Der Brahmane scheuchte jetzt die vier Steinträger mit einer herrischen Handbewegung fort.

Die Männer hasteten los, als säße ihnen der Leibhaftige im Nacken. Der Weißgekleidete genoß offenbar einen ungeheuren Respekt.

Ayia Padang Mantra stieß einen kehligen Befehl aus. Die sechs Männer, die neben dem Boot ausgeharrt hatten, schwangen sich behende an Bord. Der leicht gebaute Kahn mit den weit geschwungenen Auslegerstangen schaukelte beträchtlich. Die Indonesier griffen nach den Paddeln, deren Blätter aus dünnem Holz bestanden und kreisrund waren.

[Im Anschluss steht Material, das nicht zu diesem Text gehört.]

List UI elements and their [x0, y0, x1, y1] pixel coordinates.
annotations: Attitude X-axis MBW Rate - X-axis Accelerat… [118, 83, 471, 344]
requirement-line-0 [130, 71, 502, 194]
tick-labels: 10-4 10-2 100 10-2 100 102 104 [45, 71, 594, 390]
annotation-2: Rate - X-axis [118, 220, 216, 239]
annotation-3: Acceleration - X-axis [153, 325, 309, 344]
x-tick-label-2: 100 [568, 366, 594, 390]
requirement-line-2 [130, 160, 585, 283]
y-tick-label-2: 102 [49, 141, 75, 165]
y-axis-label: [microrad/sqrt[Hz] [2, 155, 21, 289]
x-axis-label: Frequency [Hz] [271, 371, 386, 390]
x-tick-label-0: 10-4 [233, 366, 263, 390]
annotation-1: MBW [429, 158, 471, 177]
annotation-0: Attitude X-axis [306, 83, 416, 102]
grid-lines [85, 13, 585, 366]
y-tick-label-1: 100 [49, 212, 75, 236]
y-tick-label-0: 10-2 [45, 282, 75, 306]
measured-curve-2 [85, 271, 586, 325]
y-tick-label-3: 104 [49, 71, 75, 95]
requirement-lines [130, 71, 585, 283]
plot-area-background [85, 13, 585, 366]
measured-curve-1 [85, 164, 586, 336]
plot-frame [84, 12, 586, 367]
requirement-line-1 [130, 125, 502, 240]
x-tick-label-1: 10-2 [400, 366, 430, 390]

Ed Carberry mußte den Kopf noch mehr drehen, um zu erkennen, daß jetzt auch der Brahmane an Bord ging. Einen Moment blieb er aufrecht stehen. In der rechten Hand hielt er Palmenblätter, in die eine halbe Kokosnußschale gebettet war.

An Land herrschte völlige Stille. Nur das leise Rauschen des Windes in den hohen Kronen der Palmen war zu hören.

Der Brahmane griff mit der Linken in die Kokosnußschale und sprengte Wasser über das Boot und die Männer. Heiliges Wasser, wie sie es nannten. Dazu murmelte er einen monotonen Sermon von kehligen Worten. Die sechs Indonesier hielten die Köpfe geneigt. Dann, schließlich, setzte sich der Brahmane auf ein schmales Brett, das der Achterducht einer Ruderjolle ähnelte.